Madame de Bagneux tomba sur des siéges presque évanouie, regardant tantôt son mari avec des yeux où la confusion étoit peinte, et tantôt fondant en larmes et jetant de profonds soupirs. Un si étrange état fit pitié à M. de Bagneux, et rappela l'amour qu'il avoit pour elle; et, la regardant moins sévèrement, il sembla attendre qu'elle se défendît. Mais se sentant plus que vaincue suivant les apparences, et ne pouvant d'ailleurs supporter la vue de M. de Bagneux, elle se servit du peu de forces qui lui restoient, et se retira dans sa chambre, accablée d'une douleur mortelle.
Ce fut alors que, tous les malheurs qu'elle avoit tant de fois appréhendés lui revenant devant les yeux, elle eut les plus tristes pensées que l'on peut avoir. Elle fut plusieurs jours dans un accablement sans pareil et des souffrances d'esprit épouvantables, qui lui firent souvent désirer la mort, comme le seul remède à ses maux. Elle ne pouvoit considérer combien elle auroit de peine à faire oublier jamais à son mari les soupçons qu'il pouvoit avoir de sa vertu, sans désespérer de pouvoir avoir le reste de sa vie un véritable repos avec lui et de mettre fin à ses reproches.
Ces pensées, qui furent les premières qu'elle eut, l'occupèrent d'abord entièrement et l'empêchèrent presque de faire des réflexions sur ses sentimens pour le chevalier de Fosseuse. Lorsqu'elle fut un peu remise de son plus grand trouble, et que son inclination pour lui voulut se représenter à son imagination, elle la condamna avec toute la rigueur possible, et prit des résolutions inébranlables pour l'avenir.
Le chevalier de Fosseuse, qui avoit appris de Florence ce que la lettre du baron de Ville-franche avoit causé, voulut lui témoigner combien il en étoit affligé et lui écrivit plusieurs fois sur la douleur qu'il en ressentoit; mais elle ne voulut point recevoir ses lettres, et défendit enfin à Florence de lui en présenter jamais, ni de lui parler d'aucune chose qui pût la faire souvenir de lui.
Toutefois son cœur la faisoit souvent penser à lui contre ses résolutions. Les marques qu'il lui avoit données d'une passion aussi pure et aussi grande qui ait jamais été combattoient contre tout ce qu'elle pouvoit y opposer, et il y avoit des momens que la résolution qu'elle avoit prise de ne le revoir jamais faisoit une partie de sa tristesse.

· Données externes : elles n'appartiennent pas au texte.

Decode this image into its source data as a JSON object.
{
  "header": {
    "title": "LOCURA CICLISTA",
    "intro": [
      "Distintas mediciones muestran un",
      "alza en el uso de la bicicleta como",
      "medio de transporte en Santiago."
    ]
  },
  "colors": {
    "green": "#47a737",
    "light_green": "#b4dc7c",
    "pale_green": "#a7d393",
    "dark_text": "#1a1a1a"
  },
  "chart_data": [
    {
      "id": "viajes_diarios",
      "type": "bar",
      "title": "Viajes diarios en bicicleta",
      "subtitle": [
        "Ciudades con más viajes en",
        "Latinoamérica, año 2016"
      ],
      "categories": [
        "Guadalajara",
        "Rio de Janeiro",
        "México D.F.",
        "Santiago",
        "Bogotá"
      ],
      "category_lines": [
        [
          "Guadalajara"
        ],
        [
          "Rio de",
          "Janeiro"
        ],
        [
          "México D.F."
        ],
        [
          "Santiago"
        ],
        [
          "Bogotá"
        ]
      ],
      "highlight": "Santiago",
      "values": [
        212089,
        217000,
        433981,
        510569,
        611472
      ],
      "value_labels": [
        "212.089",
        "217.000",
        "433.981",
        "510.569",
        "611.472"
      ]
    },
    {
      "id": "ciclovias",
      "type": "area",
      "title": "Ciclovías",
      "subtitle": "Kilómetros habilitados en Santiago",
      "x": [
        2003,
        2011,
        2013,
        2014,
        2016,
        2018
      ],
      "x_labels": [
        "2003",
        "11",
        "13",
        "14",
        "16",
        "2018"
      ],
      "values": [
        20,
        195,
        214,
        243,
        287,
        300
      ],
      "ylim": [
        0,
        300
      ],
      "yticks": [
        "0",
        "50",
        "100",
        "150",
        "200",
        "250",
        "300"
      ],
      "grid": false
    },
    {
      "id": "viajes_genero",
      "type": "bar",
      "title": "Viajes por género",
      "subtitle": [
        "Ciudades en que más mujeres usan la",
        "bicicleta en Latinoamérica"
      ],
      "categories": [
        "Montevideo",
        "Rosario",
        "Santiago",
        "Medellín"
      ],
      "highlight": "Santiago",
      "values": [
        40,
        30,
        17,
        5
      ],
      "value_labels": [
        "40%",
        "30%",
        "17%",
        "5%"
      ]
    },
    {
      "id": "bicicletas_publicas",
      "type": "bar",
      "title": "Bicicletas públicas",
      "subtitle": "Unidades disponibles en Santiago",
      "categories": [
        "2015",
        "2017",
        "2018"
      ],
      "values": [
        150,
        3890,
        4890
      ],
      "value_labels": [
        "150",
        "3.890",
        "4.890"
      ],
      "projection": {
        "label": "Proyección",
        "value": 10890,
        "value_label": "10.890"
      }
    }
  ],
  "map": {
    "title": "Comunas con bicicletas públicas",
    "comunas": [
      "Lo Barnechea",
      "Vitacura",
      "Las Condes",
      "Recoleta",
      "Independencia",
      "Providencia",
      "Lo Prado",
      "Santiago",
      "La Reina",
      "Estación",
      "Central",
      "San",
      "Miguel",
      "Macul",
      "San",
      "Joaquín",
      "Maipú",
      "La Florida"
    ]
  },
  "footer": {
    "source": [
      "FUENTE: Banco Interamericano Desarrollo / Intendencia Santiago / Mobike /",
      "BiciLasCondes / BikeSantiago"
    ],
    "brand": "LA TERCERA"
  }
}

Tant de sujets d'ennui lui causèrent en peu de temps une si grande mélancolie, que ses médecins, après plusieurs remèdes inutiles, conseillèrent à M. de Bagneux, qui étoit affligé de la voir en cet état, de lui faire prendre l'air de la campagne, le printemps commençant alors, et la beauté des jours de cette saison pouvant contribuer au recouvrement de sa santé.
M. de Bagneux écouta ce conseil avec beaucoup d'approbation, étant bien aise d'éloigner sa femme du chevalier de Fosseuse, et espérant d'ailleurs regagner plus facilement son esprit en un lieu où elle ne verroit presque que lui. Et madame de Bagneux, que la tristesse avoit entièrement détachée des divertissemens, et qui voyoit l'inclination de son mari, qu'elle vouloit tâcher de guérir des sentimens où il étoit, témoigna le souhaiter ardemment.
La charge et les affaires de M. de Bagneux l'obligeant d'être souvent à Paris, ils allèrent à cette maison qu'ils y avoient proche, et où le chevalier de Fosseuse avoit vu madame de Bagneux la première fois.
Ils y vécurent d'abord en apparence dans une parfaite intelligence. Comme M. de Bagneux avoit fait dessein de regagner l'esprit de sa femme et d'y employer tout, il n'oublia rien pour lui persuader qu'il n'avoit point eu d'elle des soupçons criminels, et n'avoit pas cessé un moment devoir pour elle tout l'amour et toute l'estime qu'on peut avoir.
Madame de Bagneux, de son côté, qui avoit fait le même dessein et qui voyoit combien elle avoit intérêt d'empêcher que son mari ne crût qu'elle pensât encore au chevalier de Fosseuse, cachoit ses véritables sentimens et témoignoit un contentement entier qu'elle n'avoit pas: car, se voyant au lieu où elle avoit vu le chevalier de Fosseuse pour la première fois, elle y pensoit davantage, et elle n'avoit de plaisir, quelque effort qu'elle fît pour ne s'en point souvenir, que celui que lui donnoient ces pensées.